Studies have shown that the enhancement of myocardial contractility can be achieved by activating myocardial excitation-contraction coupling (ECC) excitability to promote Ca2+ influx in cardiomyocytes. ECC refers to the signal transduction process of cell membrane depolarization mediated by Ca2+. When ECC excitability is activated, the Ca2+ on the cell membrane is transiently increased. At this time, Ca2+ and troponin are combined, and the transverse bridge on the thick muscle wire is combined with the thin filament to oscillate, thereby causing the myocardial cells to contract. The transport stability of Ca2+ is achieved by adjusting the voltage-dependent Ca2+ channel, Ca2+-ATPase, and Na+/Ca2+ exchanger.

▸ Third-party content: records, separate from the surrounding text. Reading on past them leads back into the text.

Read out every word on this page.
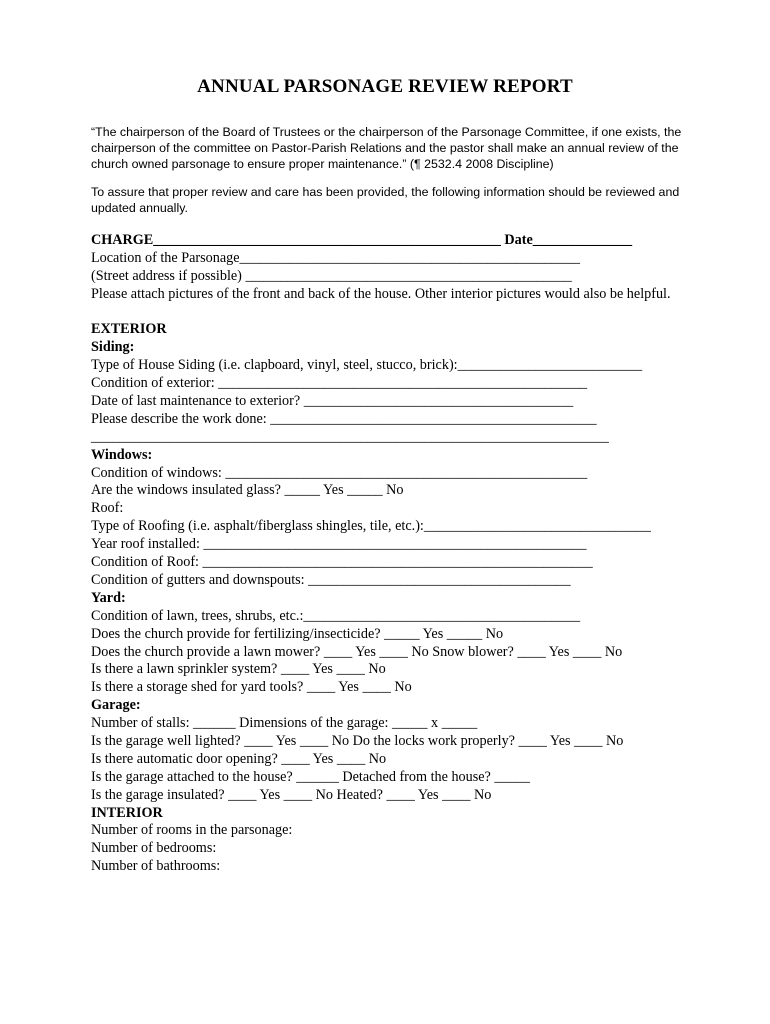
ANNUAL PARSONAGE REVIEW REPORT
“The chairperson of the Board of Trustees or the chairperson of the Parsonage Committee, if one exists, the chairperson of the committee on Pastor-Parish Relations and the pastor shall make an annual review of the church owned parsonage to ensure proper maintenance.” (¶ 2532.4 2008 Discipline)
To assure that proper review and care has been provided, the following information should be reviewed and updated annually.
CHARGE_________________________________________________ Date______________
Location of the Parsonage________________________________________________
(Street address if possible) ______________________________________________
Please attach pictures of the front and back of the house. Other interior pictures would also be helpful.
EXTERIOR
Siding:
Type of House Siding (i.e. clapboard, vinyl, steel, stucco, brick):__________________________
Condition of exterior: ____________________________________________________
Date of last maintenance to exterior? ______________________________________
Please describe the work done: ______________________________________________
_________________________________________________________________________
Windows:
Condition of windows: ___________________________________________________
Are the windows insulated glass? _____ Yes _____ No
Roof:
Type of Roofing (i.e. asphalt/fiberglass shingles, tile, etc.):________________________________
Year roof installed: ______________________________________________________
Condition of Roof: _______________________________________________________
Condition of gutters and downspouts: _____________________________________
Yard:
Condition of lawn, trees, shrubs, etc.:_______________________________________
Does the church provide for fertilizing/insecticide? _____ Yes _____ No
Does the church provide a lawn mower? ____ Yes ____ No Snow blower? ____ Yes ____ No
Is there a lawn sprinkler system? ____ Yes ____ No
Is there a storage shed for yard tools? ____ Yes ____ No
Garage:
Number of stalls: ______ Dimensions of the garage: _____ x _____
Is the garage well lighted? ____ Yes ____ No Do the locks work properly? ____ Yes ____ No
Is there automatic door opening? ____ Yes ____ No
Is the garage attached to the house? ______ Detached from the house? _____
Is the garage insulated? ____ Yes ____ No Heated? ____ Yes ____ No
INTERIOR
Number of rooms in the parsonage:
Number of bedrooms:
Number of bathrooms:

Peng Fang et al. [19, 20] conducted multiple studies and found that Xinmailong Injection can promote Ca2+ influx in rat cardiomyocytes, and this effect cannot be inhibited by verapamil, a Ca2+ channel blocker. Therefore, it is concluded that Xinmailong Injection does not promote Ca2+ influx through Ca2+ channels. However, a further study [10] by Li Zhengtao et al. using Ca2+ imaging technology in H9C2 cells revealed that Xinmailong Injection can be inhibited by ML218-HCl (a T-type Ca2+ channels antagonist instead of L-type Ca2+ channel). Therefore, it is believed that Xinmailong Injection can increase cellular Ca2+ influx by activating T-type Ca2+ channels. Meanwhile, Li Zhengtao et al. also observed that Xinmailong Injection can inhibit Na+/K+-adenosine triphosphate (ATP) enzyme activity. This process can reduce the transmembrane electrochemical gradient of Na+, weaken the Na+/Ca2+ exchange capacity, reduce the Ca2+ export, and increase the concentration of Ca2+ in the myocardial cells, thereby enhancing the myocardial contractility.

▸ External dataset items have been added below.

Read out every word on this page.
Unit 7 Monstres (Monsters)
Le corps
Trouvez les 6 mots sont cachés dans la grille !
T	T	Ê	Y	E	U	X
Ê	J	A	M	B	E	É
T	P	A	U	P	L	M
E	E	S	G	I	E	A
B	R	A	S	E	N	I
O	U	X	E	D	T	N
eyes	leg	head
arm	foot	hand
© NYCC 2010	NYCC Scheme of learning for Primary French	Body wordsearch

3.3.4. Mechanism of Xinmailong Injection Inhibiting MF

MF is a pathological phenomenon in which cardiac fibroblasts (CFs) abnormally proliferate and collagen deposition in the extracellular matrix (ECM), imbalance of various types of collagen, and disordered collagen arrangement are observed [33]. This process is one of the main causes of ventricular remodeling and cardiac ejection disorders [34, 35].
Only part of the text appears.